Secondly, we will implement a joint platform for tripartite technical assistance to countries relating to their needs for COVID-19 medical technologies, providing a one-stop shop that will make available the full range of expertise on access, IP and trade matters provided by our organizations, and other partners, in a coordinated and systematic manner. The platform for technical assistance will, in particular,
support countries to assess and prioritize unmet needs for COVID-19 vaccines, medicines and related technologies, and
provide timely and tailored technical assistance in making full use of all available options to access vaccines, medicines and technologies, including through coordination between members facing similar challenges to facilitate collective responses.

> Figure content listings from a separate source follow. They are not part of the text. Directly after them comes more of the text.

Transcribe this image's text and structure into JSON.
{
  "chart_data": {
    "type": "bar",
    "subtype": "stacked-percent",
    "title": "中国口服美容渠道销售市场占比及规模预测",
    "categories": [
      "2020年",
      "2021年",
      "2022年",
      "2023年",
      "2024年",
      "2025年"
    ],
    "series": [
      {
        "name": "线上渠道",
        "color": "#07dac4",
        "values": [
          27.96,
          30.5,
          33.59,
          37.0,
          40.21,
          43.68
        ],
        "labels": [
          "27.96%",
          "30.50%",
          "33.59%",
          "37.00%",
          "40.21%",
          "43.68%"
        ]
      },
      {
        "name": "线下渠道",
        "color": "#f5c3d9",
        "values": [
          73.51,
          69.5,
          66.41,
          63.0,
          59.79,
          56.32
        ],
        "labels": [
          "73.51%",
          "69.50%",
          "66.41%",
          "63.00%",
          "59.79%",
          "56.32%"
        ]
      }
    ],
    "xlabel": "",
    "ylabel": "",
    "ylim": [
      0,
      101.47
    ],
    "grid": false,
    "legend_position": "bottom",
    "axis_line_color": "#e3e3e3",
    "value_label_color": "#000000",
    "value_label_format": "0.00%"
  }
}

These initiatives will also be underpinned by our joint efforts to collect and make accessible robust and inclusive data needed to guide an effective response to the COVID-19 pandemic. This will include a periodical update of the overview of COVID 19-related measures that are mapped in a key resource for trilateral cooperation, the WHO-WIPO-WTO publication 'Promoting Access to Medical Technologies and Innovation: Intersections between public health, intellectual property and trade', published in 2020.
WHO’s April call for expressions of interest has so far generated 28 offers to either provide technology for mRNA vaccines or to host a technology hub or both. There have been 25 expressions of interest from low- and middle-income country respondents who could receive the technology to produce mRNA vaccines.
Over the coming weeks, WHO will continue the rolling evaluation of other proposals and identify additional hubs, as needed, to contribute to health security and equity in all regions.
Through the COVAX partnership, WHO will continue its assessment of potential mRNA technology donors and will launch subsequent calls for other technologies, such as viral vectors and proteins, in coming months.
WHO is also hosting the Local production forum this week, to identify strategies to expand pharmaceutical manufacturing capacity in low- and middle-income countries for COVID-19 and other priority diseases.
The World Health Organization provides global leadership in public health within the United Nations system. Founded in 1948, WHO works with 194 Member States, across six regions and from more than 150 offices, to promote health, keep the world safe and serve the vulnerable. Our goal for 2019-2023 is to ensure that a billion more people have universal health coverage, to protect a billion more people from health emergencies, and provide a further billion people with better health and wellbeing.